Fannie's focus on preservation deals manifested in a few ways in 2011.

It made borrower-friendly tweaks to its moderate-rehab program, removing the cap on per-unit dollar amounts, and became more willing to consider 35-year amortizations and partial interest-only periods.

Simpson also expects to see more interest in Fannie's Green Refinance Plus product, which was rolled out in June in a partnership with the Federal Housing Administration (FHA).

The product, built on an existing risk-sharing agreement with the FHA, is attractive for owners looking to improve their properties but need more proceeds than can be found in the traditional immediate funding. The Green Refinance Plus program tops out at 85 percent LTV and offers a debt-service coverage ratio as low as 1.15x.

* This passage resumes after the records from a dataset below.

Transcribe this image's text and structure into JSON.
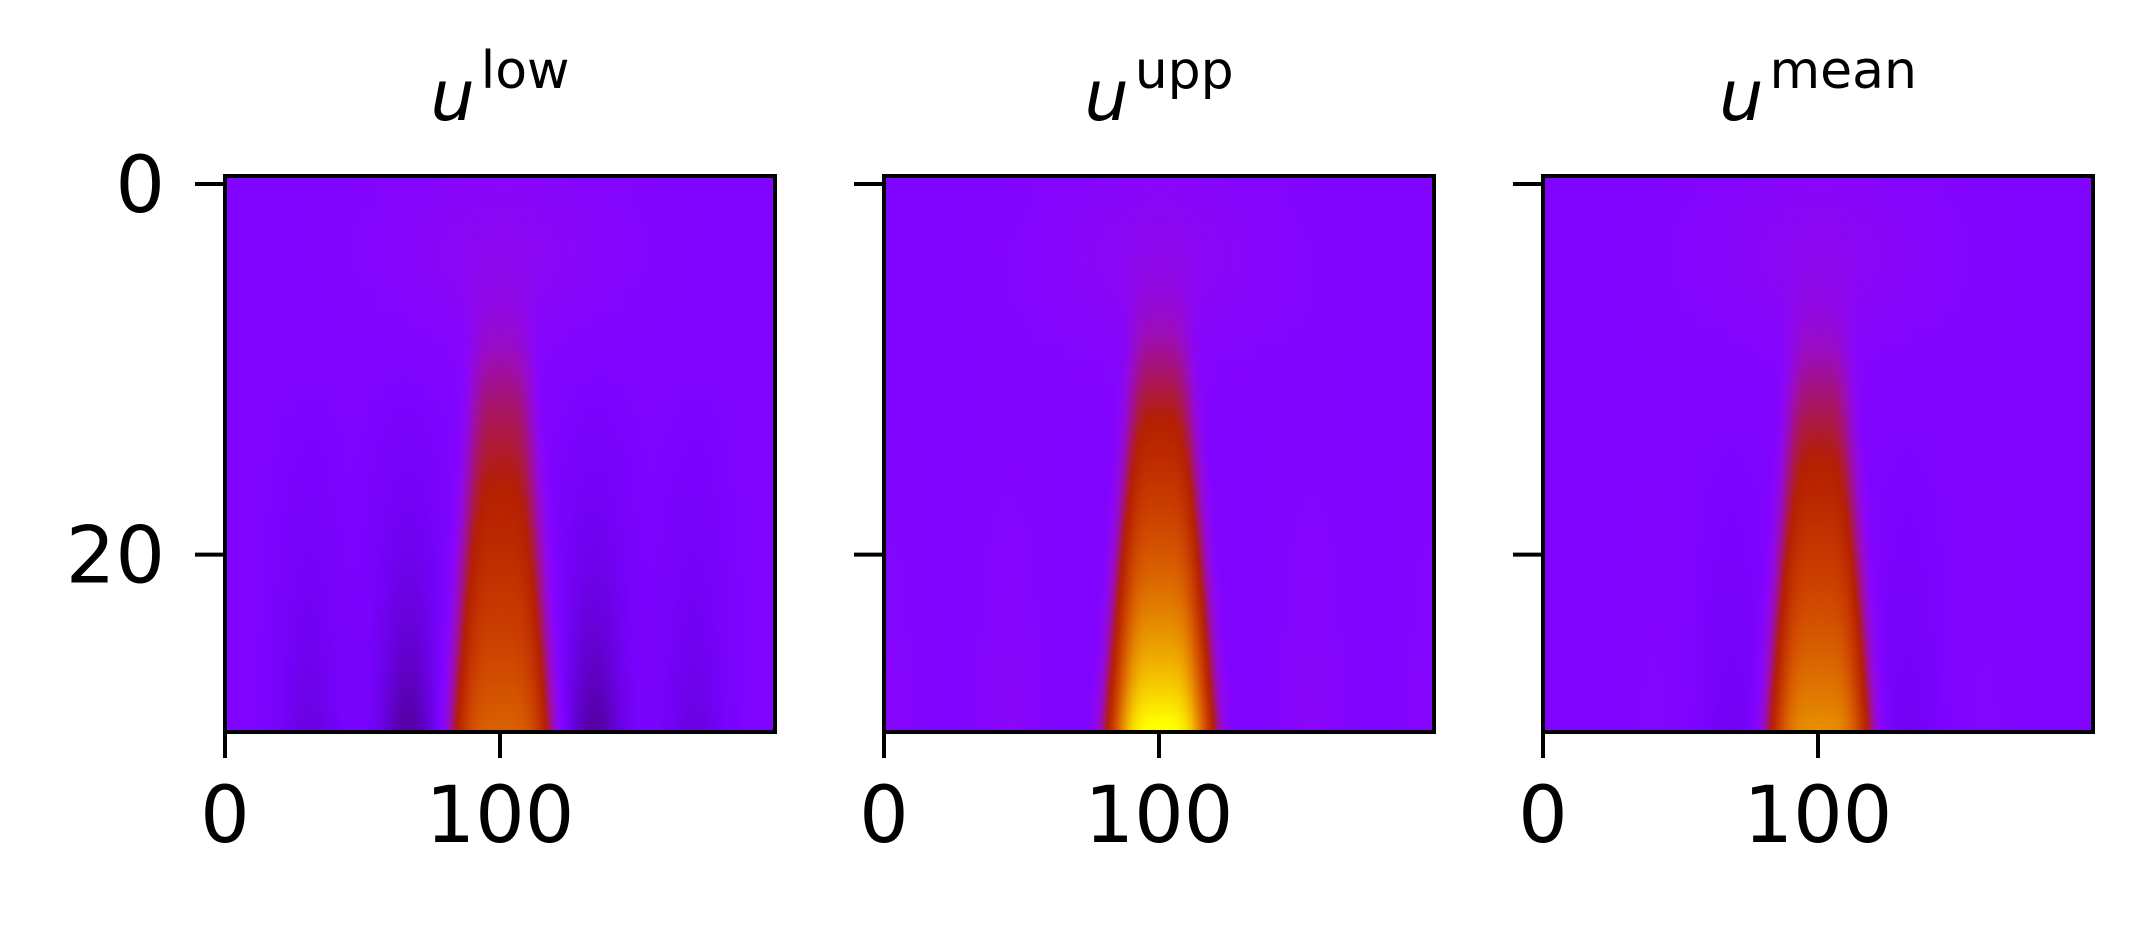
{
  "chart_data": [
    {
      "type": "heatmap",
      "title_base": "u",
      "title_sup": "low",
      "xticks": [
        0,
        100
      ],
      "yticks": [
        0,
        20
      ],
      "xlim": [
        0,
        200
      ],
      "ylim": [
        30,
        0
      ],
      "colormap": "gnuplot",
      "plume": {
        "center_x": 100,
        "top_y": 9,
        "bottom_intensity": 0.72
      },
      "side_lobes": [
        {
          "x": 66,
          "peak": -0.55
        },
        {
          "x": 134,
          "peak": -0.55
        },
        {
          "x": 30,
          "peak": -0.3
        },
        {
          "x": 170,
          "peak": -0.3
        }
      ]
    },
    {
      "type": "heatmap",
      "title_base": "u",
      "title_sup": "upp",
      "xticks": [
        0,
        100
      ],
      "yticks": [
        0,
        20
      ],
      "xlim": [
        0,
        200
      ],
      "ylim": [
        30,
        0
      ],
      "colormap": "gnuplot",
      "plume": {
        "center_x": 100,
        "top_y": 8,
        "bottom_intensity": 1.0
      },
      "side_lobes": [
        {
          "x": 45,
          "peak": 0.16
        },
        {
          "x": 155,
          "peak": 0.16
        },
        {
          "x": 0,
          "peak": 0.12
        },
        {
          "x": 200,
          "peak": 0.12
        }
      ]
    },
    {
      "type": "heatmap",
      "title_base": "u",
      "title_sup": "mean",
      "xticks": [
        0,
        100
      ],
      "yticks": [
        0,
        20
      ],
      "xlim": [
        0,
        200
      ],
      "ylim": [
        30,
        0
      ],
      "colormap": "gnuplot",
      "plume": {
        "center_x": 100,
        "top_y": 9,
        "bottom_intensity": 0.82
      },
      "side_lobes": [
        {
          "x": 68,
          "peak": -0.18
        },
        {
          "x": 132,
          "peak": -0.18
        },
        {
          "x": 40,
          "peak": 0.06
        },
        {
          "x": 160,
          "peak": 0.06
        }
      ]
    }
  ]
}
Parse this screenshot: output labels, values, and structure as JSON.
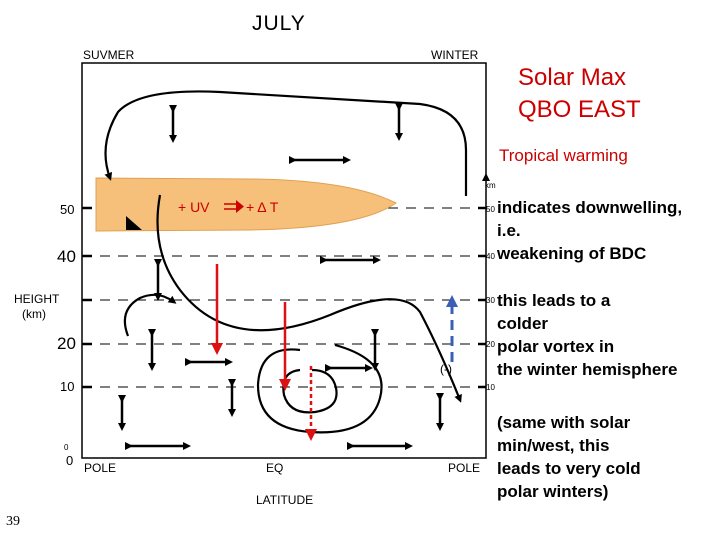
{
  "title": "JULY",
  "heading": {
    "line1": "Solar Max",
    "line2": "QBO EAST",
    "subtitle": "Tropical warming"
  },
  "notes": {
    "downwelling": [
      "indicates downwelling,",
      "i.e.",
      "weakening of BDC"
    ],
    "vortex": [
      "this leads to a",
      "colder",
      "polar vortex in",
      "the winter hemisphere"
    ],
    "solar_min": [
      "(same with solar",
      "min/west, this",
      "leads to very cold",
      "polar winters)"
    ]
  },
  "diagram": {
    "top_left": "SUVMER",
    "top_right": "WINTER",
    "height_axis": [
      "HEIGHT",
      "(km)"
    ],
    "height_ticks": [
      "50",
      "40",
      "20",
      "10",
      "0",
      "0"
    ],
    "latitude_ticks": [
      "POLE",
      "EQ",
      "POLE"
    ],
    "latitude_label": "LATITUDE",
    "right_km": "km",
    "right_ticks": [
      "50",
      "40",
      "30",
      "20",
      "10"
    ],
    "uv_label": "+ UV",
    "dt_label": "+ Δ T",
    "minus_label": "(-)",
    "colors": {
      "warming_band": "#f7c07a",
      "red_arrow": "#dd1111",
      "blue_arrow": "#3a5fb5",
      "black": "#000000"
    }
  },
  "page_number": "39"
}
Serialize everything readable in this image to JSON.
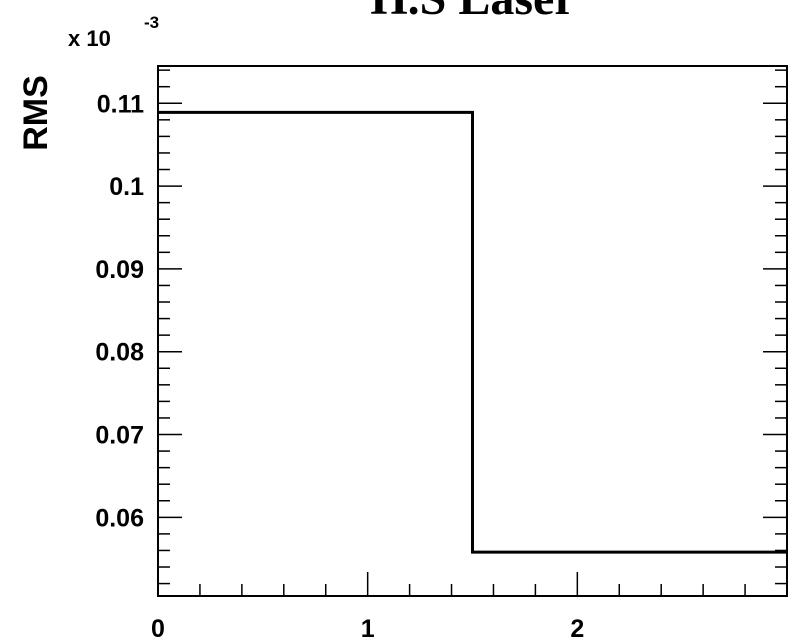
{
  "chart_data": {
    "type": "line",
    "style": "step-histogram",
    "title": "H.S Laser",
    "ylabel": "RMS",
    "xlabel": "",
    "y_multiplier_base": "x 10",
    "y_multiplier_exponent": "-3",
    "xlim": [
      0,
      3
    ],
    "ylim": [
      0.0505,
      0.1145
    ],
    "x_ticks": [
      "0",
      "1",
      "2"
    ],
    "y_ticks": [
      "0.06",
      "0.07",
      "0.08",
      "0.09",
      "0.1",
      "0.11"
    ],
    "bins": [
      {
        "x_start": 0,
        "x_end": 1.5,
        "value": 0.1089
      },
      {
        "x_start": 1.5,
        "x_end": 3,
        "value": 0.0558
      }
    ],
    "grid": false,
    "line_color": "#000000"
  }
}
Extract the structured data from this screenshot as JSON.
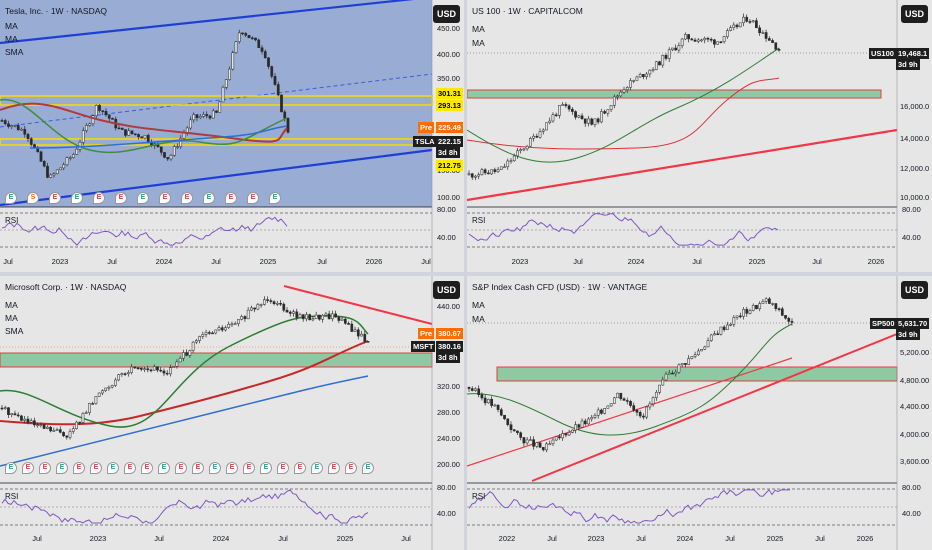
{
  "panels": [
    {
      "id": "tsla",
      "title": "Tesla, Inc. · 1W · NASDAQ",
      "indicators": [
        "MA",
        "MA",
        "SMA"
      ],
      "currency": "USD",
      "rsi_label": "RSI",
      "price_axis": [
        "450.00",
        "400.00",
        "350.00",
        "250.00",
        "150.00",
        "100.00"
      ],
      "rsi_axis": [
        "80.00",
        "40.00"
      ],
      "badges": [
        {
          "text": "301.31",
          "bg": "#ffe800",
          "fg": "#000000"
        },
        {
          "text": "293.13",
          "bg": "#ffe800",
          "fg": "#000000"
        },
        {
          "text": "Pre",
          "bg": "#ff6d00",
          "fg": "#ffffff"
        },
        {
          "text": "225.49",
          "bg": "#ff6d00",
          "fg": "#ffffff"
        },
        {
          "text": "TSLA",
          "bg": "#1e1e1e",
          "fg": "#ffffff"
        },
        {
          "text": "222.15",
          "bg": "#1e1e1e",
          "fg": "#ffffff"
        },
        {
          "text": "3d 8h",
          "bg": "#1e1e1e",
          "fg": "#ffffff"
        },
        {
          "text": "212.75",
          "bg": "#ffe800",
          "fg": "#000000"
        }
      ],
      "x_labels": [
        "Jul",
        "2023",
        "Jul",
        "2024",
        "Jul",
        "2025",
        "Jul",
        "2026",
        "Jul"
      ],
      "events": [
        "E",
        "S",
        "E",
        "E",
        "E",
        "E",
        "E",
        "E",
        "E",
        "E",
        "E",
        "E",
        "E"
      ]
    },
    {
      "id": "us100",
      "title": "US 100 · 1W · CAPITALCOM",
      "indicators": [
        "MA",
        "MA"
      ],
      "currency": "USD",
      "rsi_label": "RSI",
      "price_axis": [
        "16,000.0",
        "14,000.0",
        "12,000.0",
        "10,000.0"
      ],
      "rsi_axis": [
        "80.00",
        "40.00"
      ],
      "badges": [
        {
          "text": "US100",
          "bg": "#1e1e1e",
          "fg": "#ffffff"
        },
        {
          "text": "19,468.1",
          "bg": "#1e1e1e",
          "fg": "#ffffff"
        },
        {
          "text": "3d 9h",
          "bg": "#1e1e1e",
          "fg": "#ffffff"
        }
      ],
      "x_labels": [
        "2023",
        "Jul",
        "2024",
        "Jul",
        "2025",
        "Jul",
        "2026"
      ]
    },
    {
      "id": "msft",
      "title": "Microsoft Corp. · 1W · NASDAQ",
      "indicators": [
        "MA",
        "MA",
        "SMA"
      ],
      "currency": "USD",
      "rsi_label": "RSI",
      "price_axis": [
        "440.00",
        "320.00",
        "280.00",
        "240.00",
        "200.00"
      ],
      "rsi_axis": [
        "80.00",
        "40.00"
      ],
      "badges": [
        {
          "text": "Pre",
          "bg": "#ff6d00",
          "fg": "#ffffff"
        },
        {
          "text": "380.67",
          "bg": "#ff6d00",
          "fg": "#ffffff"
        },
        {
          "text": "MSFT",
          "bg": "#1e1e1e",
          "fg": "#ffffff"
        },
        {
          "text": "380.16",
          "bg": "#1e1e1e",
          "fg": "#ffffff"
        },
        {
          "text": "3d 8h",
          "bg": "#1e1e1e",
          "fg": "#ffffff"
        }
      ],
      "x_labels": [
        "Jul",
        "2023",
        "Jul",
        "2024",
        "Jul",
        "2025",
        "Jul"
      ],
      "events": [
        "E",
        "E",
        "E",
        "E",
        "E",
        "E",
        "E",
        "E",
        "E",
        "E",
        "E",
        "E",
        "E",
        "E",
        "E",
        "E",
        "E",
        "E",
        "E",
        "E",
        "E",
        "E"
      ]
    },
    {
      "id": "sp500",
      "title": "S&P Index Cash CFD (USD) · 1W · VANTAGE",
      "indicators": [
        "MA",
        "MA"
      ],
      "currency": "USD",
      "rsi_label": "RSI",
      "price_axis": [
        "5,200.00",
        "4,800.00",
        "4,400.00",
        "4,000.00",
        "3,600.00"
      ],
      "rsi_axis": [
        "80.00",
        "40.00"
      ],
      "badges": [
        {
          "text": "SP500",
          "bg": "#1e1e1e",
          "fg": "#ffffff"
        },
        {
          "text": "5,631.70",
          "bg": "#1e1e1e",
          "fg": "#ffffff"
        },
        {
          "text": "3d 9h",
          "bg": "#1e1e1e",
          "fg": "#ffffff"
        }
      ],
      "x_labels": [
        "2022",
        "Jul",
        "2023",
        "Jul",
        "2024",
        "Jul",
        "2025",
        "Jul",
        "2026"
      ]
    }
  ],
  "chart_data": [
    {
      "type": "line",
      "title": "Tesla, Inc. · 1W · NASDAQ",
      "x": [
        "2022-07",
        "2022-10",
        "2023-01",
        "2023-04",
        "2023-07",
        "2023-10",
        "2024-01",
        "2024-04",
        "2024-07",
        "2024-10",
        "2024-12",
        "2025-01",
        "2025-03"
      ],
      "series": [
        {
          "name": "TSLA",
          "values": [
            245,
            220,
            115,
            170,
            280,
            220,
            210,
            160,
            250,
            260,
            450,
            400,
            222
          ]
        }
      ],
      "price_levels": [
        301.31,
        293.13,
        225.49,
        222.15,
        212.75
      ],
      "ylim": [
        90,
        480
      ]
    },
    {
      "type": "line",
      "title": "US 100 · 1W · CAPITALCOM",
      "x": [
        "2022-10",
        "2023-01",
        "2023-04",
        "2023-07",
        "2023-10",
        "2024-01",
        "2024-04",
        "2024-07",
        "2024-10",
        "2025-01",
        "2025-03"
      ],
      "series": [
        {
          "name": "US100",
          "values": [
            10700,
            11000,
            13100,
            15500,
            14200,
            16800,
            18300,
            20300,
            20000,
            21700,
            19468.1
          ]
        }
      ],
      "ylim": [
        9500,
        22200
      ]
    },
    {
      "type": "line",
      "title": "Microsoft Corp. · 1W · NASDAQ",
      "x": [
        "2022-07",
        "2022-10",
        "2023-01",
        "2023-04",
        "2023-07",
        "2023-10",
        "2024-01",
        "2024-04",
        "2024-07",
        "2024-10",
        "2025-01",
        "2025-03"
      ],
      "series": [
        {
          "name": "MSFT",
          "values": [
            270,
            240,
            225,
            300,
            340,
            330,
            390,
            410,
            455,
            420,
            425,
            380.16
          ]
        }
      ],
      "price_levels": [
        380.67,
        380.16
      ],
      "ylim": [
        190,
        470
      ]
    },
    {
      "type": "line",
      "title": "S&P Index Cash CFD (USD) · 1W · VANTAGE",
      "x": [
        "2022-01",
        "2022-04",
        "2022-07",
        "2022-10",
        "2023-01",
        "2023-04",
        "2023-07",
        "2023-10",
        "2024-01",
        "2024-04",
        "2024-07",
        "2024-10",
        "2025-01",
        "2025-03"
      ],
      "series": [
        {
          "name": "SP500",
          "values": [
            4600,
            4300,
            3800,
            3600,
            3900,
            4100,
            4500,
            4150,
            4800,
            5100,
            5500,
            5800,
            6000,
            5631.7
          ]
        }
      ],
      "ylim": [
        3300,
        6200
      ]
    }
  ]
}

Preservation deals will remain Fannie Mae's bread and butter in 2012, especially given the wave of maturing tax credit and Sec. 8 deals.

“Preservation deals are really where Fannie wants to make its mark, which is a great long-term view,” says Phil Melton, head of affordable housing debt production for Centerline. “It's incredible how easy it's been to work with them on preservation deals."

More competition in 2012

As the banking industry returns to health, borrowers should see more debt options in the market in 2012.

Freddie Mac is reportedly working on enhancements to its preservation product, and Community Reinvestment Act-motivated banks are growing more aggressive. And the bond creditenhancement arena may get more competitive as the private-placement market begins to return in earnest.

“I think competition's going to heat up across the spectrum in 2012. We're already seeing more competition on the immediate side,” says Simpson. “We haven't seen it on the private-placement side yet, but I keep hearing that the private-placement market is coming back, and we fully expect that it will."

While the LIHTC market has improved, Simpson does have some concerns for 2012, particularly regarding the production of new affordable housing. Many state and local resources continue to grow scarcer, and the growing need for preservation that the company hopes to capitalize on also makes new construction deals a little more challenging.

“Gap financing has really been reduced over time, and you're probably going to start seeing that really impacted at the local level in 2012,” says Simpson. “New construction is going to continue to face some headwinds, because of that lack of gap financing, and also because there's more competition for credits by existing properties."